Patienten mit fulminantem Leberversagen sollten ebenfalls möglichst enteral ernährt werden, auch mittels nasoduodenaler Sonde. Es besteht eine hohe Gefahr von Hypoglykämien, der mit einer ausreichenden Zufuhr von Kohlenhydraten, ggf. auch mittels Infusion von Glukose, begegnet werden sollte.

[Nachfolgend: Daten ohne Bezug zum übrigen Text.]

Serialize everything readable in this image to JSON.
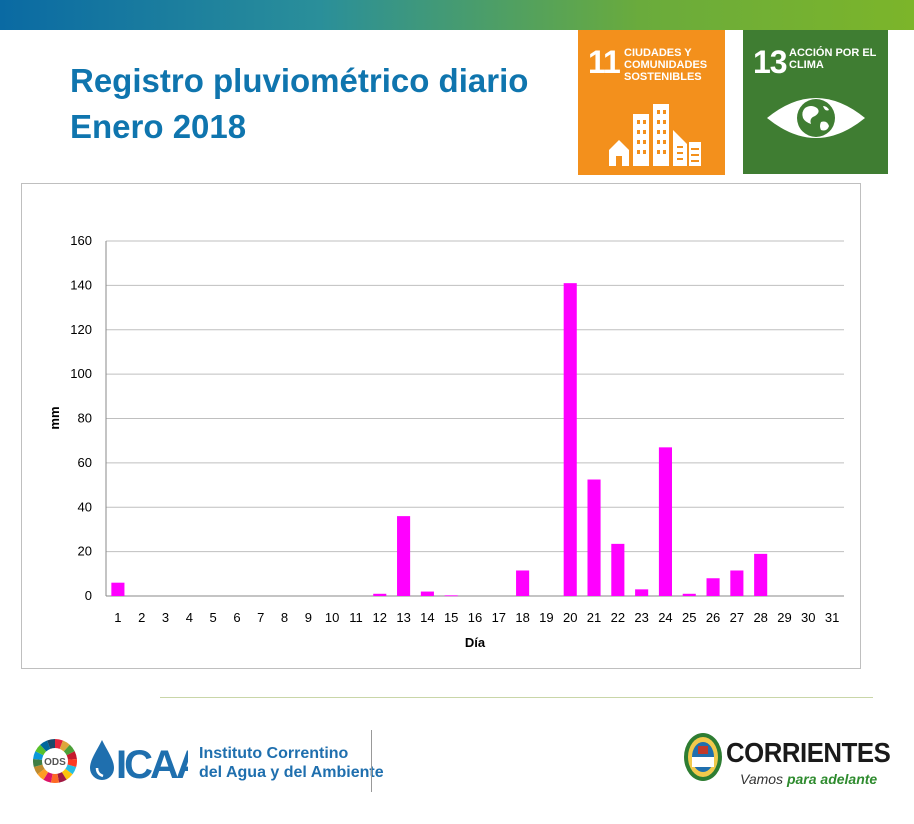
{
  "header": {
    "title": "Registro pluviométrico diario",
    "subtitle": "Enero 2018"
  },
  "sdg_badges": [
    {
      "number": "11",
      "label": "CIUDADES Y COMUNIDADES SOSTENIBLES",
      "color": "#f3901c",
      "icon": "city-buildings-icon"
    },
    {
      "number": "13",
      "label": "ACCIÓN POR EL CLIMA",
      "color": "#3f7d32",
      "icon": "eye-globe-icon"
    }
  ],
  "chart_data": {
    "type": "bar",
    "xlabel": "Día",
    "ylabel": "mm",
    "ylim": [
      0,
      160
    ],
    "yticks": [
      0,
      20,
      40,
      60,
      80,
      100,
      120,
      140,
      160
    ],
    "grid": true,
    "bar_color": "#ff00ff",
    "categories": [
      "1",
      "2",
      "3",
      "4",
      "5",
      "6",
      "7",
      "8",
      "9",
      "10",
      "11",
      "12",
      "13",
      "14",
      "15",
      "16",
      "17",
      "18",
      "19",
      "20",
      "21",
      "22",
      "23",
      "24",
      "25",
      "26",
      "27",
      "28",
      "29",
      "30",
      "31"
    ],
    "values": [
      6,
      0,
      0,
      0,
      0,
      0,
      0,
      0,
      0,
      0,
      0,
      1,
      36,
      2,
      0.3,
      0,
      0,
      11.5,
      0,
      141,
      52.5,
      23.5,
      3,
      67,
      1,
      8,
      11.5,
      19,
      0,
      0,
      0
    ]
  },
  "footer": {
    "ods_label": "ODS",
    "icaa_brand": "ICAA",
    "institute_line1": "Instituto Correntino",
    "institute_line2": "del Agua y del Ambiente",
    "province_name": "CORRIENTES",
    "slogan_part1": "Vamos ",
    "slogan_part2": "para adelante"
  }
}
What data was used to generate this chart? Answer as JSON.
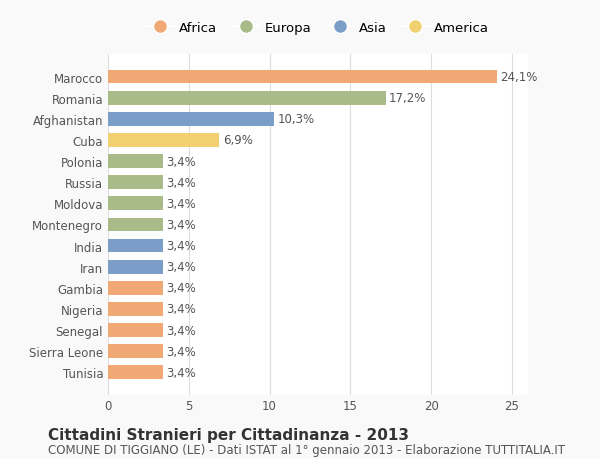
{
  "countries": [
    "Marocco",
    "Romania",
    "Afghanistan",
    "Cuba",
    "Polonia",
    "Russia",
    "Moldova",
    "Montenegro",
    "India",
    "Iran",
    "Gambia",
    "Nigeria",
    "Senegal",
    "Sierra Leone",
    "Tunisia"
  ],
  "values": [
    24.1,
    17.2,
    10.3,
    6.9,
    3.4,
    3.4,
    3.4,
    3.4,
    3.4,
    3.4,
    3.4,
    3.4,
    3.4,
    3.4,
    3.4
  ],
  "labels": [
    "24,1%",
    "17,2%",
    "10,3%",
    "6,9%",
    "3,4%",
    "3,4%",
    "3,4%",
    "3,4%",
    "3,4%",
    "3,4%",
    "3,4%",
    "3,4%",
    "3,4%",
    "3,4%",
    "3,4%"
  ],
  "continents": [
    "Africa",
    "Europa",
    "Asia",
    "America",
    "Europa",
    "Europa",
    "Europa",
    "Europa",
    "Asia",
    "Asia",
    "Africa",
    "Africa",
    "Africa",
    "Africa",
    "Africa"
  ],
  "colors": {
    "Africa": "#F0A875",
    "Europa": "#A8BB88",
    "Asia": "#7B9EC8",
    "America": "#F0D070"
  },
  "legend_order": [
    "Africa",
    "Europa",
    "Asia",
    "America"
  ],
  "title": "Cittadini Stranieri per Cittadinanza - 2013",
  "subtitle": "COMUNE DI TIGGIANO (LE) - Dati ISTAT al 1° gennaio 2013 - Elaborazione TUTTITALIA.IT",
  "xlim": [
    0,
    26
  ],
  "xticks": [
    0,
    5,
    10,
    15,
    20,
    25
  ],
  "background_color": "#f9f9f9",
  "bar_background": "#ffffff",
  "grid_color": "#dddddd",
  "title_fontsize": 11,
  "subtitle_fontsize": 8.5,
  "label_fontsize": 8.5,
  "tick_fontsize": 8.5
}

Ernährung nach großen Operationen

Die Ernährung chirurgischer Patienten beginnt bei elektiven Patienten bereits vor Aufnahme auf der Intensivstation und muss in ein interdisziplinäres Konzept eingebettet werden. Der Patient sollte bereits präoperativ mittels standardisierter Tools auf Hinweise für Unterernährung untersucht werden. Gegebenenfalls sollte eine supplementierende enterale oder parenterale Ernährung installiert werden. Bei Patienten mit elektiver Tumorchirurgie des Halses (Laryngektomie, Pharyngektomie) oder des Abdomens (Ösophagektomie, Gastrektomie, Pankreatoduodenektomie) sollte die Instillation einer perioperativen Ernährung mit einer immunmodulierenden Lösung mit Arginin, n-3-Fettsäuren und Nukleotiden erwogen werden.

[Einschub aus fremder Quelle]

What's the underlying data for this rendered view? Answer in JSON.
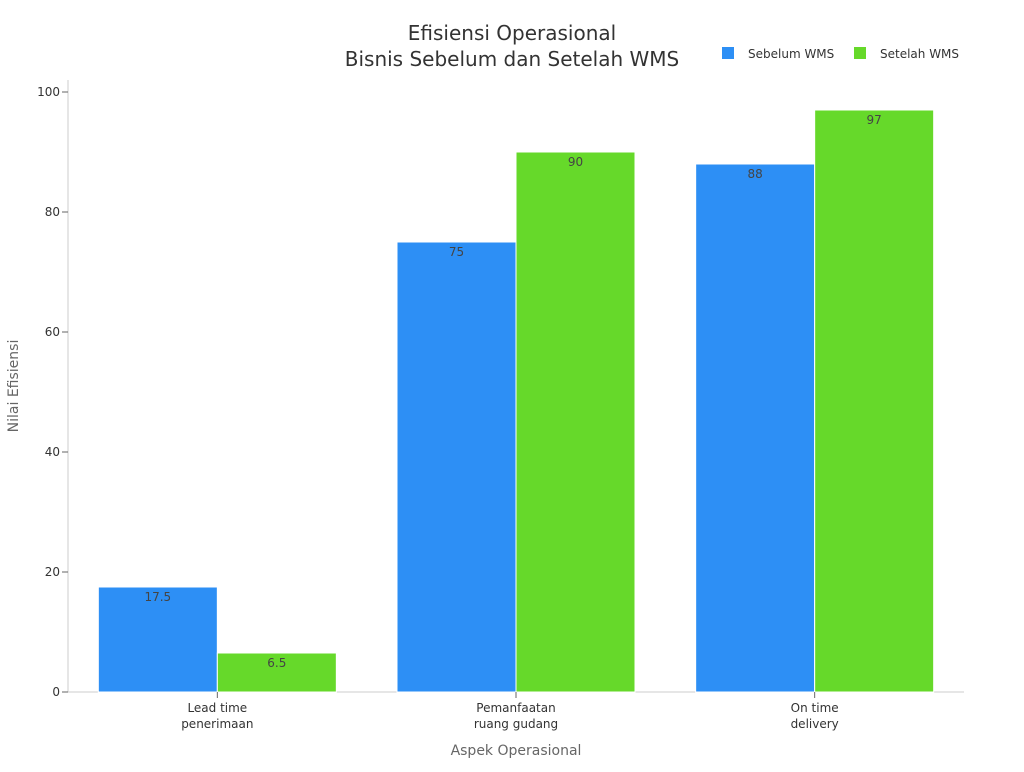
{
  "chart_data": {
    "type": "bar",
    "title_lines": [
      "Efisiensi Operasional",
      "Bisnis Sebelum dan Setelah WMS"
    ],
    "xlabel": "Aspek Operasional",
    "ylabel": "Nilai Efisiensi",
    "categories": [
      [
        "Lead time",
        "penerimaan"
      ],
      [
        "Pemanfaatan",
        "ruang gudang"
      ],
      [
        "On time",
        "delivery"
      ]
    ],
    "series": [
      {
        "name": "Sebelum WMS",
        "color": "#2d8ff5",
        "values": [
          17.5,
          75,
          88
        ],
        "labels": [
          "17.5",
          "75",
          "88"
        ]
      },
      {
        "name": "Setelah WMS",
        "color": "#66d92a",
        "values": [
          6.5,
          90,
          97
        ],
        "labels": [
          "6.5",
          "90",
          "97"
        ]
      }
    ],
    "ylim": [
      0,
      102
    ],
    "yticks": [
      0,
      20,
      40,
      60,
      80,
      100
    ],
    "grid": false,
    "legend": "top-right"
  }
}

In die Planung der Operation, beispielsweise bei abdominellen Eingriffen, sollte die Möglichkeit einer intraoperativen Anlage einer Jejunostomie oder einer Sondenanlage, deren Ende distal der Anastomose liegt, einfließen.

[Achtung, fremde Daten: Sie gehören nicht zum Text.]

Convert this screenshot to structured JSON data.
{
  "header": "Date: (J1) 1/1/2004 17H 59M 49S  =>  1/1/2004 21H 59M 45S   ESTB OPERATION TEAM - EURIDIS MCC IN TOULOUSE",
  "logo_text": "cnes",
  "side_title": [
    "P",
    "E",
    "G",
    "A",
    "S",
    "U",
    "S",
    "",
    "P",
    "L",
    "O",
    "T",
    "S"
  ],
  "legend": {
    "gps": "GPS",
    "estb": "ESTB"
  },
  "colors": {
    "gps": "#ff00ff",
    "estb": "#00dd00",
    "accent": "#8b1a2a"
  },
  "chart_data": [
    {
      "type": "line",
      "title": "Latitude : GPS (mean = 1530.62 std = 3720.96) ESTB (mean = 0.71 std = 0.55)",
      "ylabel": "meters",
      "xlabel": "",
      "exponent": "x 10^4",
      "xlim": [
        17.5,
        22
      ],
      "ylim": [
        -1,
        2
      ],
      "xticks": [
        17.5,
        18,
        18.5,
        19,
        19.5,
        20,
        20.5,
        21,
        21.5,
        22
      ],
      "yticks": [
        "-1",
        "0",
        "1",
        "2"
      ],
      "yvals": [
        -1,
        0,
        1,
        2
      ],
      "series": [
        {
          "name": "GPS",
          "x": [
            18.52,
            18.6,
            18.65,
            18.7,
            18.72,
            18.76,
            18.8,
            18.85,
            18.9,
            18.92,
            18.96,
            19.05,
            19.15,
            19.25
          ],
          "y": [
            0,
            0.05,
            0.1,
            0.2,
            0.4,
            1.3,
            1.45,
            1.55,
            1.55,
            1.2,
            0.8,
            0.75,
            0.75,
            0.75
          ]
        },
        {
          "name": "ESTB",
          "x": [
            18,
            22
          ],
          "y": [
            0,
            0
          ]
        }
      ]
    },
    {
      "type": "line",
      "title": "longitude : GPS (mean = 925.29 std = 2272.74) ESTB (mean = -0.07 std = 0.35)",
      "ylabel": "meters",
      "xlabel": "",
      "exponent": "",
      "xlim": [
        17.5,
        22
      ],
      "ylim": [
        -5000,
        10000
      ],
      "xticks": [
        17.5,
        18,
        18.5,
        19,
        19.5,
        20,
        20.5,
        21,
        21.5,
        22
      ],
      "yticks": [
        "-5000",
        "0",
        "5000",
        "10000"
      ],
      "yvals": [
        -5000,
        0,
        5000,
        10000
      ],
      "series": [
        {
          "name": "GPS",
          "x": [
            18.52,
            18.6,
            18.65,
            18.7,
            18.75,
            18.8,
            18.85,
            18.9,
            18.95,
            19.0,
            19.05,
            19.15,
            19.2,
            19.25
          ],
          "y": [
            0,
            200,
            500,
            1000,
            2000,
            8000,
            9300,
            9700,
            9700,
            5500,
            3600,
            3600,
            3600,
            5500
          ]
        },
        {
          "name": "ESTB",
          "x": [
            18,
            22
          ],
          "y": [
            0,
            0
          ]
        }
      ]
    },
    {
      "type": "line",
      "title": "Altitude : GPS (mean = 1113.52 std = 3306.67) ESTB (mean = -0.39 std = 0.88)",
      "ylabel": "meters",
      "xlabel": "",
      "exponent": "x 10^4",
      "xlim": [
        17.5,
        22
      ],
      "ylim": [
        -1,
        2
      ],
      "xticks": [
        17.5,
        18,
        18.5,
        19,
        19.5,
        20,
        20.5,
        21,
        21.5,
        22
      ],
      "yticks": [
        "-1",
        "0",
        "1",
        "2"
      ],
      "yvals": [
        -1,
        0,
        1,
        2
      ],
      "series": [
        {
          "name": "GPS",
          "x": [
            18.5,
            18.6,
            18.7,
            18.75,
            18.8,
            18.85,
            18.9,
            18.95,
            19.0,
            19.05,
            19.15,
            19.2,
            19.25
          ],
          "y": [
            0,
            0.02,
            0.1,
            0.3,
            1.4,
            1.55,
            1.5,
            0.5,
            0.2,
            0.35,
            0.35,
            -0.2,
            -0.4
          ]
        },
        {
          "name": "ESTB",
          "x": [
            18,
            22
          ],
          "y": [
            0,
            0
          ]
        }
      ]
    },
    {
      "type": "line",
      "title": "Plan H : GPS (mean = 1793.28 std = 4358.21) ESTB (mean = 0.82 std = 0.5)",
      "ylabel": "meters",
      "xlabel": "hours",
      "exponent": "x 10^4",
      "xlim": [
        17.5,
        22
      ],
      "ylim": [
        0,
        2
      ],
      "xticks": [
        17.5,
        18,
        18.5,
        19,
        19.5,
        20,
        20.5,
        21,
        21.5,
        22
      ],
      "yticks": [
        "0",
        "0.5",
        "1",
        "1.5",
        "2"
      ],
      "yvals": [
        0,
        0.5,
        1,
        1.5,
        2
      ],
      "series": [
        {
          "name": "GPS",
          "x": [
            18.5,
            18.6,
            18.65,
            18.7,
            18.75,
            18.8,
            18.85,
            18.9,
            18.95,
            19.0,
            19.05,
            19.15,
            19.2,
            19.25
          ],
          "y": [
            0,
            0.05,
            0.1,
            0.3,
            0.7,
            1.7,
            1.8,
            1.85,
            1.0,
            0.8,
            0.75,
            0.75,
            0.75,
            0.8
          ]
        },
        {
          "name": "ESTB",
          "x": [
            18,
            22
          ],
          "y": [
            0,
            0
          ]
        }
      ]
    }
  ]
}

Durch Trauma oder einen chirurgischen Eingriff können Veränderungen des Stoffwechsels ausgelöst werden. In der primären Phase wird durch Katecholamine der Kreislauf stabilisiert. Kortison und Glukagon führen zu einer Glukoneogenese und Freisetzung von Glukose zur Versorgung glukoseabhängiger Organe. Eine Insulinresistenz verhindert die Aufnahme von Glukose in insulinabhängigen Geweben und führt zu einer präferenziellen Nutzung in insulinunabhängigen Organen wie dem Gehirn. Durch Lipolyse werden freie Fettsäuren als Energielieferanten zur Verfügung gestellt. Es folgt eine katabole Postaggressionsphase, in der zusätzlich zu der Lipolyse endogenes Eiweiß abgebaut wird, um nach Aufbrauchen der Glykogenspeicher Glukose zur Verfügung stellen zu können. Es schließt sich eine anabole Reparationsphase an, in der Gewebe und Strukturen wieder aufgebaut und repariert werden.
Eine orale oder enterale Ernährung nach chirurgischen Eingriffen sollte früh begonnen werden. In die Entscheidung für den Beginn und die Steigerung der Ernährung sollten die individuelle Toleranz und die Art des operativen Eingriffs einfließen. Kontraindikationen für den Beginn einer oralen oder enteralen Ernährung sind Ileus, intestinale Obstruktionen oder Ischämien und Schock.
Eine Ernährung über Sonde sollte bei Patienten begonnen werden, die nicht oral ernährt werden können. Betroffene Gruppen sind Patienten nach Eingriffen im Kopf-Hals-Bereich und nach gastrointestinaler Tumorchirugie. Ebenfalls sollten Patienten mit deutlicher Unterernährung und mit erwarteter inadäquater oraler Nahrungszufuhr über mehr als 10 Tage über Sonde ernährt werden. Der Beginn kann dabei innerhalb der ersten 24 h nach dem Eingriff mit kleinen Volumen (10 bis maximal 20 ml/h) erfolgen. Der Nahrungsaufbau bis zum Ernährungsziel kann 5–7 Tage dauern, ohne dass dies als negativ angesehen wird.